Good Girl, Bad Girl(64)
Evie looks at me hopefully. She doesn’t want to spend another day on her own. Loneliness is not something I associate with Evie because she lives so completely in her head and makes no attempt to befriend people or socialize. Even so, I don’t want her spending another day in a creepy old house, going through my things. She should be outside, reintroducing herself to the world, broadening her horizons.
“Can you be ready in fifteen minutes?” I ask.
“I can be ready in five.”
*
Evie comes downstairs dressed in jeans, cowboy boots, a skivvy, and a denim shirt that she’s wearing like a jacket. I have a shirt like that, I think, although I don’t wear it often.
I have to sweep fallen leaves off the windscreen of my red Fiat, which has faded to a mottled pink. Pigeons have crapped all over the bonnet and someone has stuck a flyer beneath the wiper blades, advertising a clearance sale at a carpet showroom. Twice I’ve had towing notices from the local council because neighbors mistook my car for an abandoned vehicle.
“Nice,” says Evie, being facetious.
The engine doesn’t start the first time. I encourage it under my breath. It splutters and coughs like a consumptive smoker before idling so roughly we sway from side to side. I give it a moment to warm up.
“Can you teach me to drive?” asks Evie.
“No.”
“Why not?”
“The bus stop is two minutes from the house.”
“It will make me more independent.”
“You don’t have a car.”
“I could borrow this one.”
“That’s not going to happen.”
She folds her arms and looks out the window as we head along Derby Road past Wollaton Park. It’s early on a Sunday morning and the traffic is light.
“How did Jodie Sheehan die?” asks Evie.
“I can’t talk about the case.”
“Is it a state secret?”
“No.”
“Well then?”
I don’t respond.
“I’ve watched the interviews,” she says. “I know she was hit from behind.”
“You have to stop going through my stuff.”
Evie doesn’t reply. Instead she props her cowboy boots on the dashboard, above the glove compartment. We’re heading along Abbey Street, past the Priory Church, and onto Castle Boulevard, passing south of the city center.
“Does the CD player work?”
“No.”
“What about the radio?”
“I have to hit the right pothole.”
She sighs in disgust.
“The postmortem wasn’t definitive,” I say, answering her first question. “The pathologist couldn’t decide if she drowned or died of exposure.”
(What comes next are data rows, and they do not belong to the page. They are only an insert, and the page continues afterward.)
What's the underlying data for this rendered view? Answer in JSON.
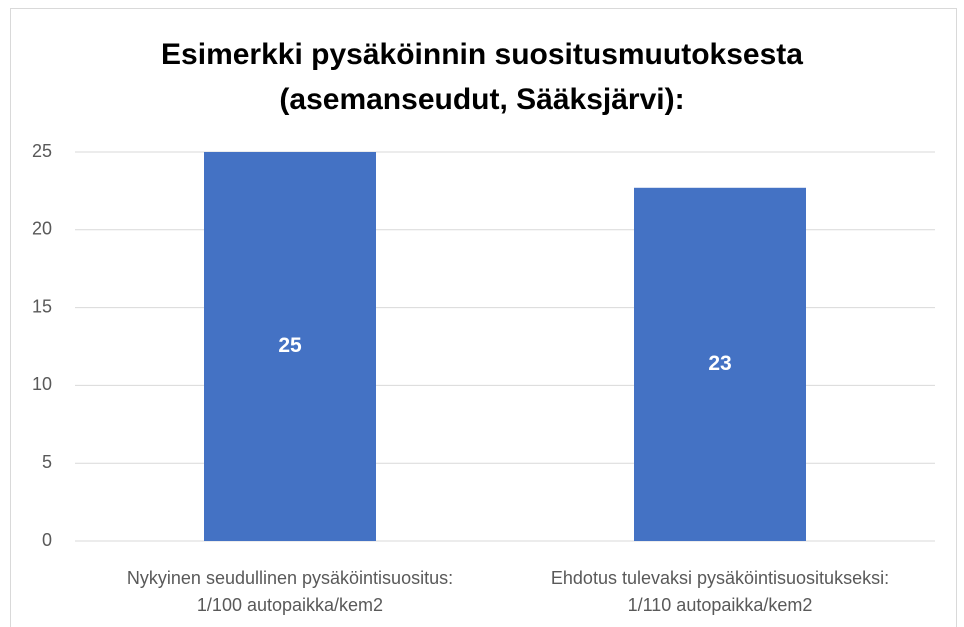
{
  "chart_data": {
    "type": "bar",
    "title": [
      "Esimerkki pysäköinnin suositusmuutoksesta",
      "(asemanseudut, Sääksjärvi):"
    ],
    "categories": [
      [
        "Nykyinen seudullinen pysäköintisuositus:",
        "1/100 autopaikka/kem2"
      ],
      [
        "Ehdotus tulevaksi pysäköintisuositukseksi:",
        "1/110 autopaikka/kem2"
      ]
    ],
    "values": [
      25,
      22.7
    ],
    "value_labels": [
      "25",
      "23"
    ],
    "color": "#4472c4",
    "ylim": [
      0,
      25
    ],
    "yticks": [
      0,
      5,
      10,
      15,
      20,
      25
    ],
    "grid": true
  }
}
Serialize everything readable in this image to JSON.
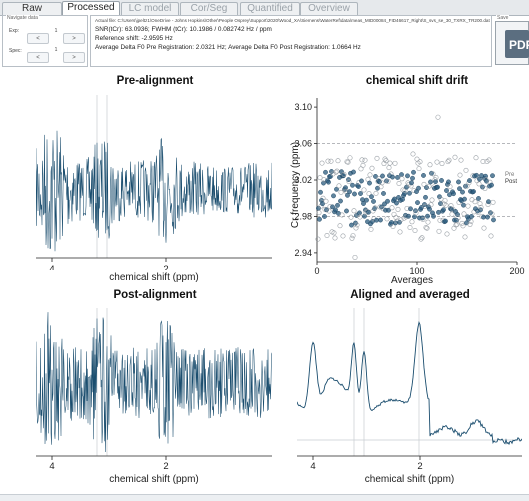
{
  "tabs": [
    {
      "label": "Raw",
      "state": "inactive"
    },
    {
      "label": "Processed",
      "state": "active"
    },
    {
      "label": "LC model",
      "state": "disabled"
    },
    {
      "label": "Cor/Seg",
      "state": "disabled"
    },
    {
      "label": "Quantified",
      "state": "disabled"
    },
    {
      "label": "Overview",
      "state": "disabled"
    }
  ],
  "navigate": {
    "title": "Navigate data",
    "exp_label": "Exp:",
    "subspec_label": "Spec:",
    "exp_value": "1",
    "subspec_value": "1",
    "prev": "<",
    "next": ">"
  },
  "info": {
    "file_line": "Actual file: C:\\Users\\jpeltz1\\OneDrive - Johns Hopkins\\Other\\People Osprey\\Support\\2020\\Wood_XA\\Siemens\\WaterRef\\data\\meas_MID00084_FID46617_Right\\S_svs_se_30_TXRX_TR200.dat",
    "snr_line": "SNR(tCr): 63.0936; FWHM (tCr): 10.1986 / 0.082742 Hz / ppm",
    "refshift_line": "Reference shift: -2.9595 Hz",
    "delta_line": "Average Delta F0 Pre Registration: 2.0321 Hz; Average Delta F0 Post Registration: 1.0664 Hz"
  },
  "save": {
    "title": "Save",
    "label": "PDF"
  },
  "plots": {
    "pre_title": "Pre-alignment",
    "post_title": "Post-alignment",
    "drift_title": "chemical shift drift",
    "avg_title": "Aligned and averaged",
    "xlabel": "chemical shift (ppm)",
    "ppm_ticks": [
      "4",
      "2"
    ],
    "drift_xlabel": "Averages",
    "drift_ylabel": "Cr frequency (ppm)",
    "legend_pre": "Pre",
    "legend_post": "Post"
  },
  "chart_data": [
    {
      "type": "line",
      "title": "Pre-alignment",
      "xlabel": "chemical shift (ppm)",
      "x_ticks": [
        "4",
        "2"
      ],
      "xlim": [
        4.3,
        0.2
      ]
    },
    {
      "type": "scatter",
      "title": "chemical shift drift",
      "xlabel": "Averages",
      "ylabel": "Cr frequency (ppm)",
      "xlim": [
        0,
        200
      ],
      "ylim": [
        2.93,
        3.11
      ],
      "x_ticks": [
        0,
        100,
        200
      ],
      "y_ticks": [
        2.94,
        2.98,
        3.02,
        3.06,
        3.1
      ],
      "reference_lines": [
        3.06,
        2.98
      ],
      "series": [
        {
          "name": "Pre"
        },
        {
          "name": "Post"
        }
      ],
      "legend": "right"
    },
    {
      "type": "line",
      "title": "Post-alignment",
      "xlabel": "chemical shift (ppm)",
      "x_ticks": [
        "4",
        "2"
      ],
      "xlim": [
        4.3,
        0.2
      ]
    },
    {
      "type": "line",
      "title": "Aligned and averaged",
      "xlabel": "chemical shift (ppm)",
      "x_ticks": [
        "4",
        "2"
      ],
      "xlim": [
        4.3,
        0.2
      ]
    }
  ]
}
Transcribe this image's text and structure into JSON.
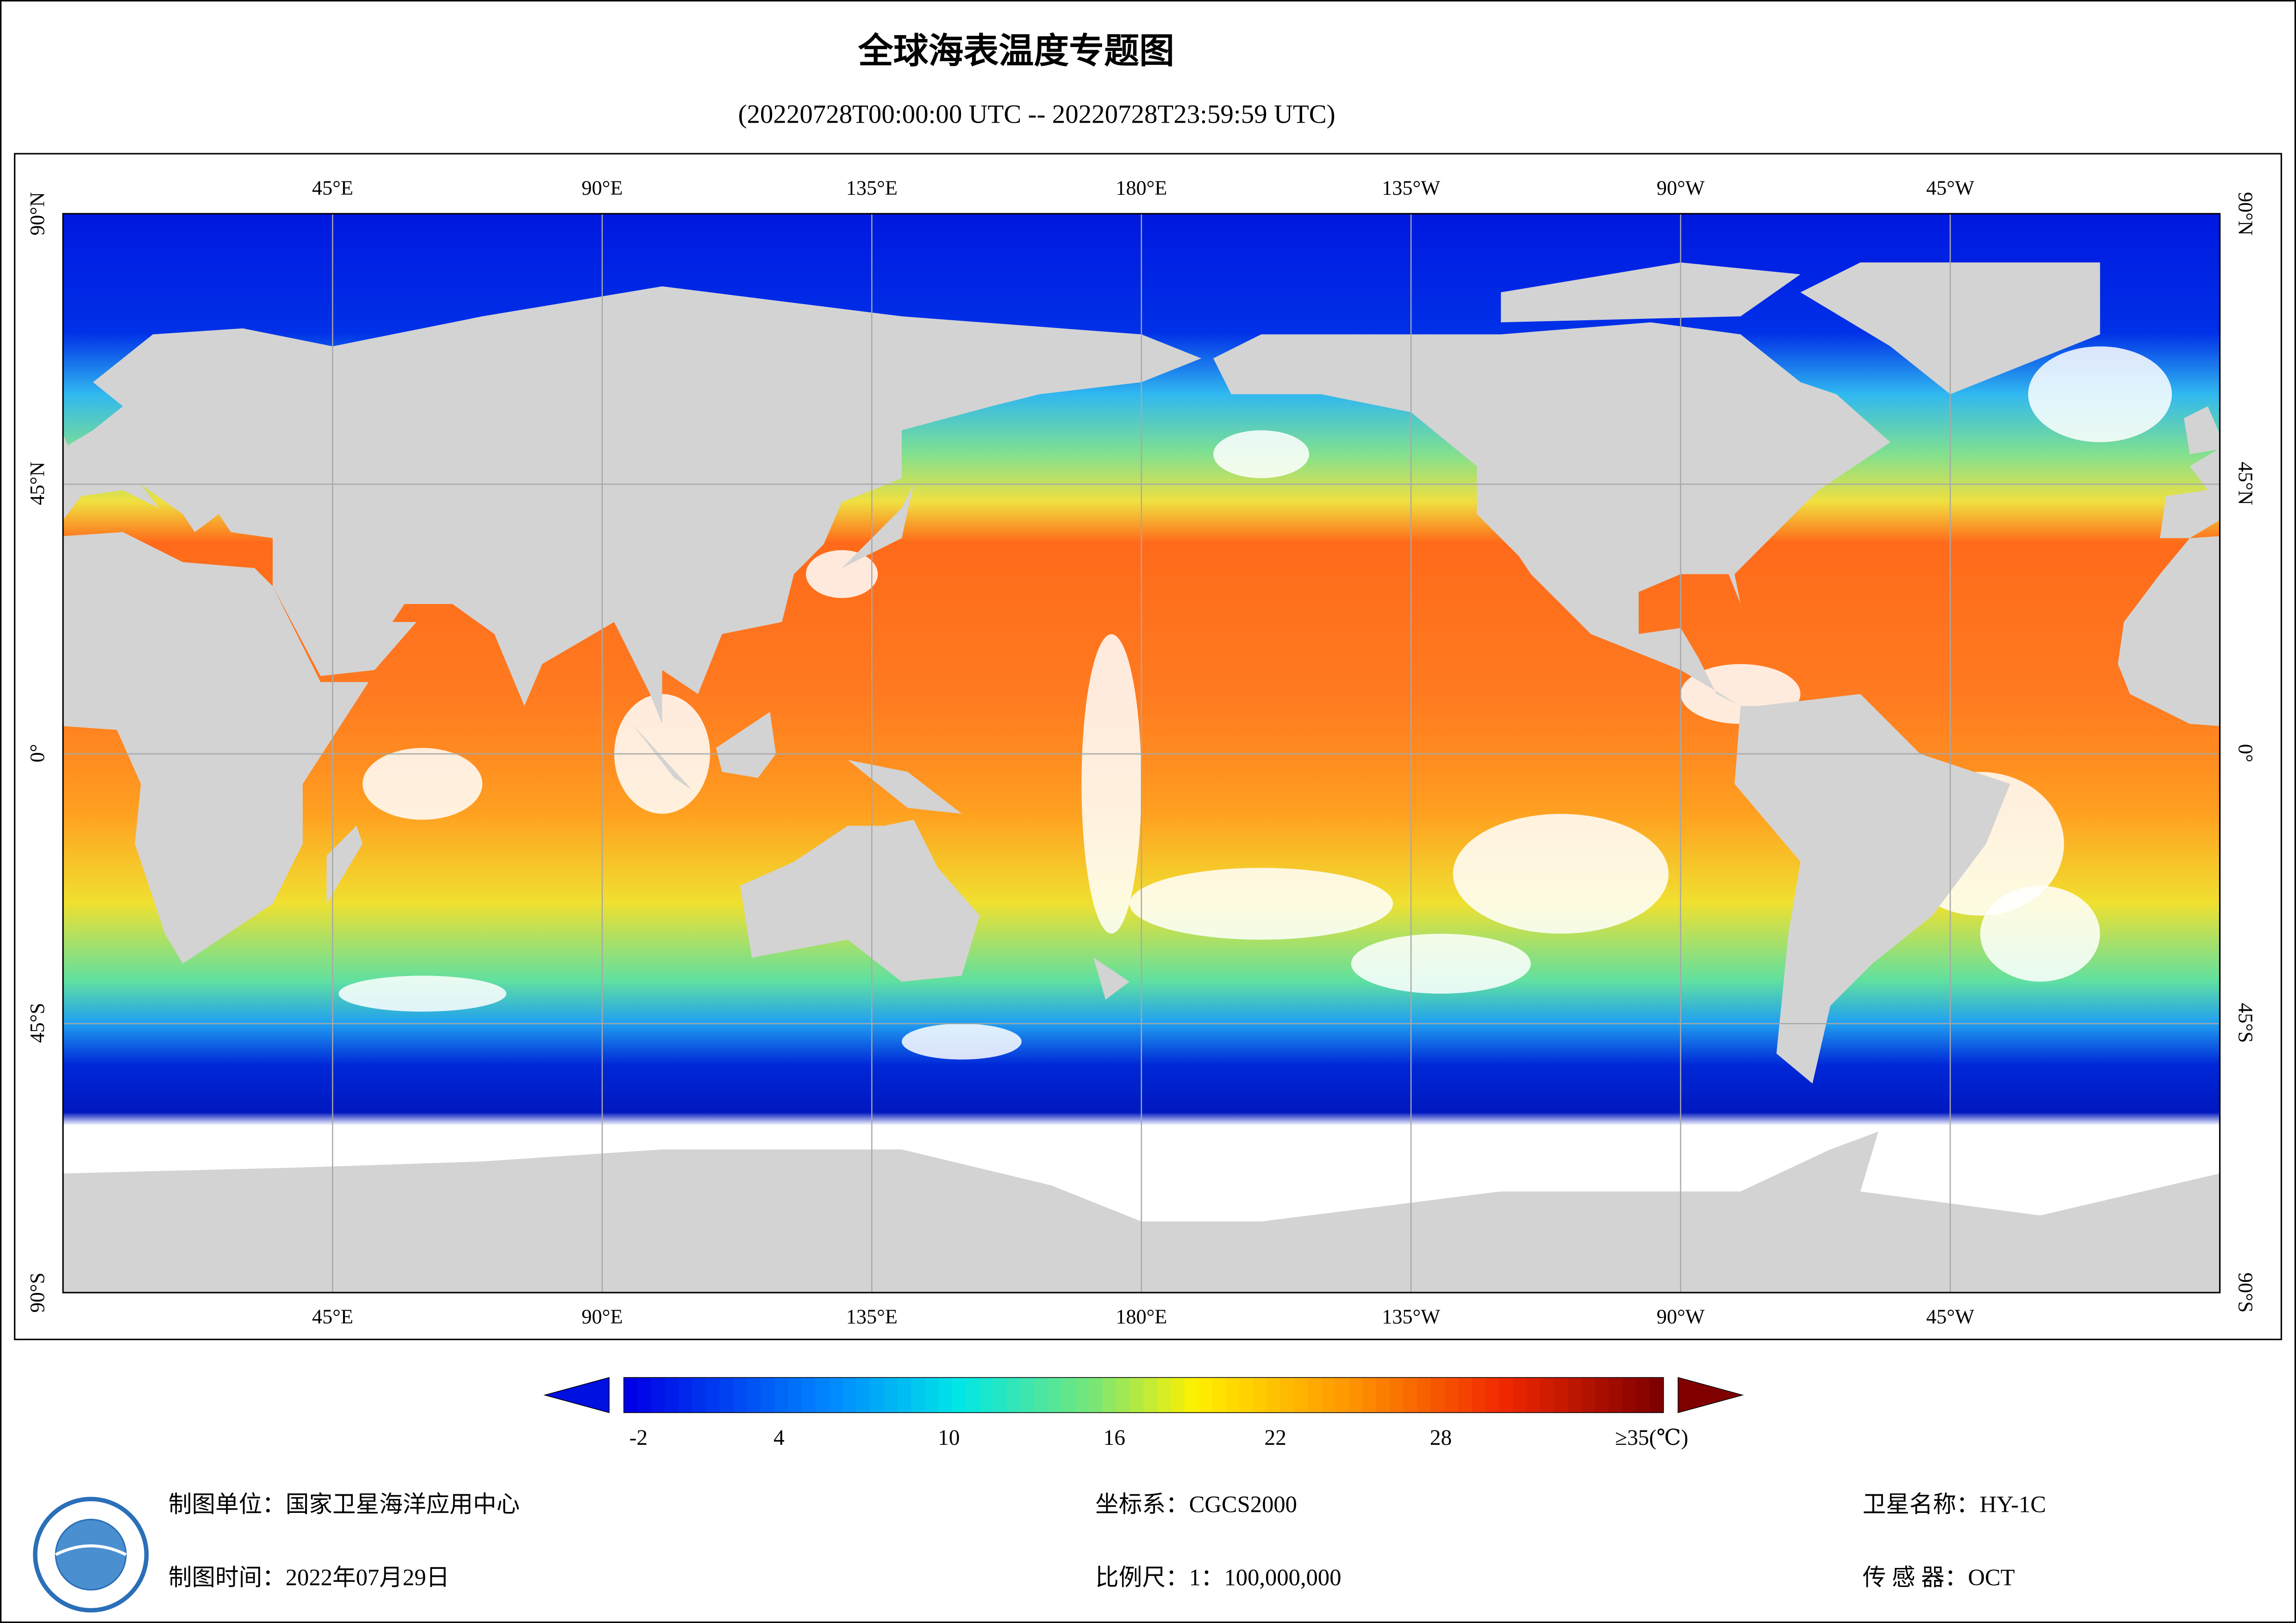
{
  "header": {
    "title": "全球海表温度专题图",
    "subtitle": "(20220728T00:00:00 UTC -- 20220728T23:59:59 UTC)"
  },
  "map": {
    "lon_labels": [
      "45°E",
      "90°E",
      "135°E",
      "180°E",
      "135°W",
      "90°W",
      "45°W"
    ],
    "lat_labels": [
      "90°N",
      "45°N",
      "0°",
      "45°S",
      "90°S"
    ]
  },
  "colorbar": {
    "labels": [
      "-2",
      "4",
      "10",
      "16",
      "22",
      "28",
      "≥35(℃)"
    ]
  },
  "footer": {
    "rows": [
      [
        "制图单位：国家卫星海洋应用中心",
        "坐标系：CGCS2000",
        "卫星名称：HY-1C"
      ],
      [
        "制图时间：2022年07月29日",
        "比例尺：1：100,000,000",
        "传 感 器：OCT"
      ]
    ]
  }
}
“Farley said he didn’t rape her,” says Evie, “but even if he whacked off into her hair it was a pretty sick act. A guy like that deserves to be locked up, you know, but I guess that doesn’t prove he killed her.”
“An innocent man would have tried to help her.”
“Sometimes we don’t have a choice.”
The statement rattles something inside me and I picture Terry Boland strapped to a chair having acid poured into his ears, while Evie listened to his screams.
I find a metered parking spot in the entertainment quarter of Nottingham and tell Evie to wait in the car.
“It’s cold. Can’t I come with you?”
“OK. But stay out of trouble.”
She joins me on the footpath, pulling up her collar and pocketing her hands. As we reach the corner, two young backpackers cross our path—a girl and a boy in their early twenties, who are talking excitedly in a different language. The girl laughs and calls the boy something. Evie stops and turns. For a moment I think she’s going to respond, but instead she watches the couple walk away.
“What made you turn around?” I ask.
“Nothing.”
“Was it something she said?”
“No.”
“She sounded Russian or Polish. Did you understand her?”
“No.”
“What then?”
“She looked familiar,” says Evie, and I don’t know whether to believe her or not. That’s the trouble with Evie. I risk reading clues into everything she does. Actions. Inactions. Silences. Shrugs.
We’re crossing Bolero Square to the National Ice Centre, a twin stadium building made of metal and glass. Pushing through the revolving doors, we step into a cavernous foyer dominated by a forty-foot-high poster montage celebrating British skating champions past and present.
A woman at the front desk looks up at Evie.
“Are you here for the academy trials?”
She doesn’t wait for an answer.
“Fill out this form. The changing rooms are through there. Don’t put your skates on until you’re on the ice.”
“She’s not a skater,” I explain. “I’m here to see Bryan Whitaker.”
“He’s coaching.”
“I can wait.”
Evie and I follow signs to an amphitheater the size of a concert hall with tiered seating on all sides, rising into darkness at the higher levels. The rink itself seems to glow from within, taking on a bluish tinge. A dozen skaters are warming up, gliding across the ice in graceful movements that look so effortless that a mere flick of their fingers sends them pirouetting or skating backwards. One of them accelerates, leaps, and spins, landing on a single blade, arms outstretched and back arched.